SAN DIEGO -- The Surfrider Foundation environmental advocacy group announced Tuesday it also plans to sue a federal agency in response to years of sewage flow from the Tijuana River into U.S. waterways.
The nonprofit submitted a 60-day notice of intent to sue the United States Section of the International Boundary and Water Commission. The action came one day after state Attorney General Xavier Becerra and the San Diego Regional Water Quality Control Board did the same.
The notices allege the commission, which is tasked with seeking binational solutions to land issues, hasn't done enough to stop millions of gallons of raw sewage from flowing into the United States over the last several decades.
Commission spokeswoman Lori Kuczmanski said the agency does not comment on pending litigation.

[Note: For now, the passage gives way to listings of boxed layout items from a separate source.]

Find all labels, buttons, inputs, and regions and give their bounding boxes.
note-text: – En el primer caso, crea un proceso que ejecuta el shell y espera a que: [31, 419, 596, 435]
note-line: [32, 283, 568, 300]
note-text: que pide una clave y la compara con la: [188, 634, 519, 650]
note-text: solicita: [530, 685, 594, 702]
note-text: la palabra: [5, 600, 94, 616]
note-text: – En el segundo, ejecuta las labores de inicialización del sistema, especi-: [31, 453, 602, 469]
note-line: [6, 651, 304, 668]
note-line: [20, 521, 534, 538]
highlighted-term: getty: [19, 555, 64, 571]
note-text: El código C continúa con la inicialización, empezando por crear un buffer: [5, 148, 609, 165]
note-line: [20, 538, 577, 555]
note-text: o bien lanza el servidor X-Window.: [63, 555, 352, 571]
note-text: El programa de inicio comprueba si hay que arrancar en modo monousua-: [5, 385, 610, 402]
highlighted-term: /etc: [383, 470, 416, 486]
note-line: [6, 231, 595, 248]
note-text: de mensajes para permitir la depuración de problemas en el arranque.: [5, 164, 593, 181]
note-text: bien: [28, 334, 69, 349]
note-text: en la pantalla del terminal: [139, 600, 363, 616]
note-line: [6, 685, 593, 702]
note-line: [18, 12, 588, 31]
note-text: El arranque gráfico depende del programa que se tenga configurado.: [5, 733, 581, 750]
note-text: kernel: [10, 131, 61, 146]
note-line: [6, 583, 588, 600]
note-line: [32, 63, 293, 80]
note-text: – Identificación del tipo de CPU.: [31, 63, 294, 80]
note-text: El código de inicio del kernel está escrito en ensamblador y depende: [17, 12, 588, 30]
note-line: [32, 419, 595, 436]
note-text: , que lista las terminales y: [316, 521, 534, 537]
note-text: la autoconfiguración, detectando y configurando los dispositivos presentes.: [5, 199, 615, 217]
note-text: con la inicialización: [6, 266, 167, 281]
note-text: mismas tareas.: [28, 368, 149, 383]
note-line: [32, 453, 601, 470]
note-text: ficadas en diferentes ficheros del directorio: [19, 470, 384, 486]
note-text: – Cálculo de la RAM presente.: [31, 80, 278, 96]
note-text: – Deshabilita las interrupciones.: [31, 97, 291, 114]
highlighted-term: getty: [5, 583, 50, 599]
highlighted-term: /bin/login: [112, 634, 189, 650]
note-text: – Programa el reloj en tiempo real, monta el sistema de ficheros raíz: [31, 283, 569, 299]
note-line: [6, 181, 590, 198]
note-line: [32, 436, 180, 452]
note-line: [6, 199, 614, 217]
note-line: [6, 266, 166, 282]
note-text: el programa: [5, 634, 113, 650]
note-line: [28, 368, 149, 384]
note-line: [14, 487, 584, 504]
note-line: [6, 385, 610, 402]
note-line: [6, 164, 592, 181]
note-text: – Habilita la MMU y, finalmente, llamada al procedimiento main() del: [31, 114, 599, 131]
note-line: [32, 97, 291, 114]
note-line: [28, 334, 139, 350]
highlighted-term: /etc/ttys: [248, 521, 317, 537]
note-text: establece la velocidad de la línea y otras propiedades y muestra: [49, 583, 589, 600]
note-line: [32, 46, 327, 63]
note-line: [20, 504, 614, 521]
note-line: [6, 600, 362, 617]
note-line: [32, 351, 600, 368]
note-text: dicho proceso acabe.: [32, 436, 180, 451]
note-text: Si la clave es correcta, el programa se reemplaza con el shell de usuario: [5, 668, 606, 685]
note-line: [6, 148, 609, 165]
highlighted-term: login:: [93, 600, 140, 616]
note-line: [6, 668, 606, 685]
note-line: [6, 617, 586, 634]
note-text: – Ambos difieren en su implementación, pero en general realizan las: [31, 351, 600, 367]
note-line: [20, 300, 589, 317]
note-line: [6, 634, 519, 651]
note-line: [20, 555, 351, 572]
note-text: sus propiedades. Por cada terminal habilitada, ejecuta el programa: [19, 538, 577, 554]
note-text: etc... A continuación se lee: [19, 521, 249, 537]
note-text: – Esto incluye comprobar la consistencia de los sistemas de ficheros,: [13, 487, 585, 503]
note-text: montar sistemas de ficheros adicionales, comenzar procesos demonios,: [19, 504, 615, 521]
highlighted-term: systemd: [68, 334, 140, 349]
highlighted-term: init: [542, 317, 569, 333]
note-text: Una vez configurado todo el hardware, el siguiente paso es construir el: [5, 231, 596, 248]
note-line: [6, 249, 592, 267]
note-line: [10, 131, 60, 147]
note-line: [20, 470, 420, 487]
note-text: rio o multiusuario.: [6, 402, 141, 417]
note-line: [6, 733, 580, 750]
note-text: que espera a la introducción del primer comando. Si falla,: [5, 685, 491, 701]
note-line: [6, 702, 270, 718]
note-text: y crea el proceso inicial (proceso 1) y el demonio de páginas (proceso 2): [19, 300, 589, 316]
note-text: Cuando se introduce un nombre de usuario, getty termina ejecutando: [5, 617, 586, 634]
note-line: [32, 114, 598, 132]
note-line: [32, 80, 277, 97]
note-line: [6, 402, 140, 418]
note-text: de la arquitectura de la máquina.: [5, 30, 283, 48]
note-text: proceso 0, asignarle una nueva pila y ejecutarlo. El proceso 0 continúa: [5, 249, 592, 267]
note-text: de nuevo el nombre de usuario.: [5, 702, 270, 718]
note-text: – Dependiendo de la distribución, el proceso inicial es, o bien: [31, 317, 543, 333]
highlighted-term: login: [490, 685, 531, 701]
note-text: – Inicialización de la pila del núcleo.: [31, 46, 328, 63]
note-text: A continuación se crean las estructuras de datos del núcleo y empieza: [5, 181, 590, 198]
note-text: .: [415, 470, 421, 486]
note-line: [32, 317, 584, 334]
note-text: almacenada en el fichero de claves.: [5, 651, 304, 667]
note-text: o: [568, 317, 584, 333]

Sewage spills from the Tijuana River have rankled government, environmental and recreational stakeholders for decades.
The Surfrider Foundation began a sewage cleanup campaign in 2008, but it ramped up activities after as much as 230 million gallons of waste spilled into the Pacific Ocean over a 17-day span in February 2017.

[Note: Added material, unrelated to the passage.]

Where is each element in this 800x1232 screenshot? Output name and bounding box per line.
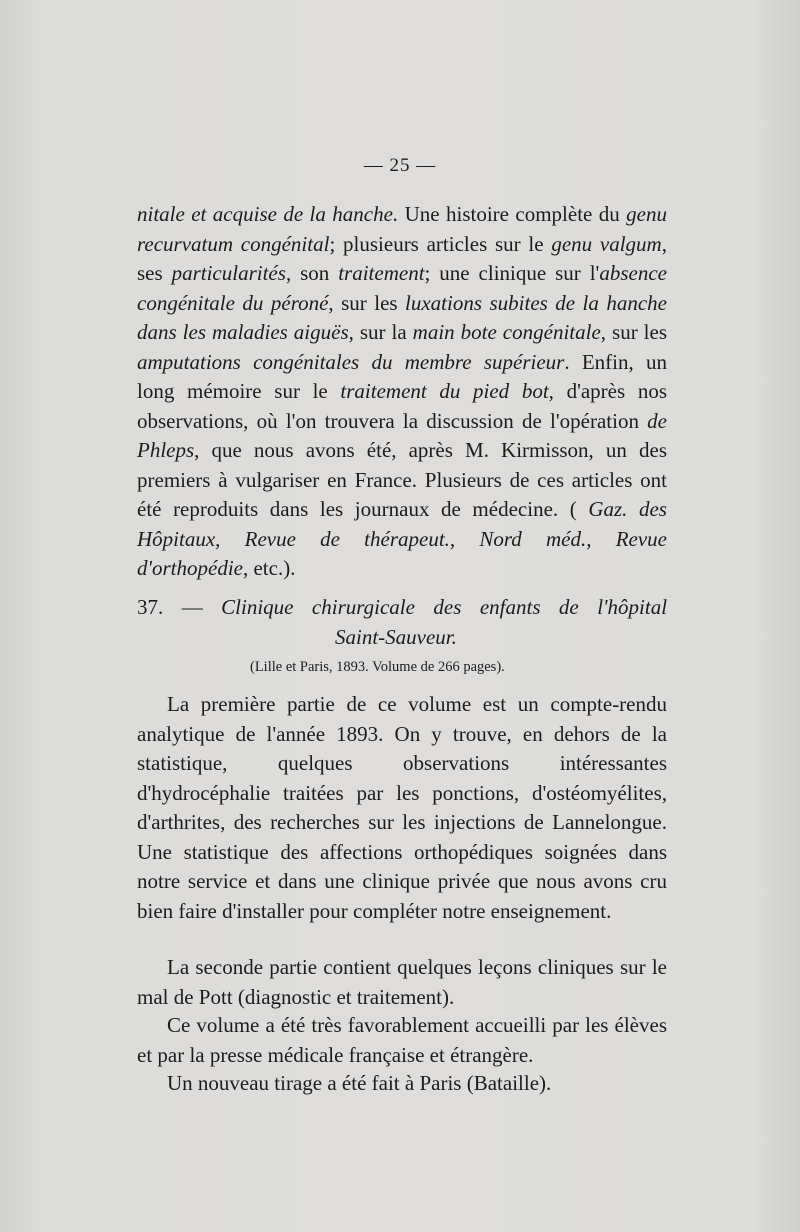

The group decided to file the notice to sue after work groups, meetings, public education and cleanups yielded nothing substantial, Surfrider Foundation Policy Coordinator Gabriela Torres said.
"Because our activities have failed over the last year to result in any sort of tangible solution, we decided the next step is to file the intent to sue to pressure the commission and federal government to remedy this problem," she said. "There has been a lead up to this. We take litigation seriously and only use it as a last resort, so we felt there was no other option."
Surfrider's planned suit against the commission claims repeated violations of the Clean Water Act, and violations of the National Pollutant Discharge Elimination System permit it holds for the South Bay International Wastewater Treatment Plant near the border.
Sewage spills have sickened people and caused beach closures as far north as Coronado.
Surfrider's notice cites the negative recreational and economic impact waste flows have had on South Bay cities and neighborhoods, including Imperial Beach and Coronado.
It also notes the health threat to Border Patrol and Navy personnel who train in coastal waters. In 2010, former Border Patrol agent Josh Willey contracted a flesh-eating bacterial infection while training at the Naval Amphibious Base in Coronado.
The Port of San Diego and cities of Chula Vista and Imperial Beach filed their own lawsuit against the commission in March.
The foundation could drop plans to file its lawsuit if the commission commits to undertaking projects to mitigate sewage flows, Torres said. In the meantime, foundation officials said they hope increased legal action will spur quicker progress.
"Right now there are a lot of interested parties trying to pressure the commission, and we feel that us coming together with our own unique angles, but a unified voice, will lead us to find a solution," Torres said.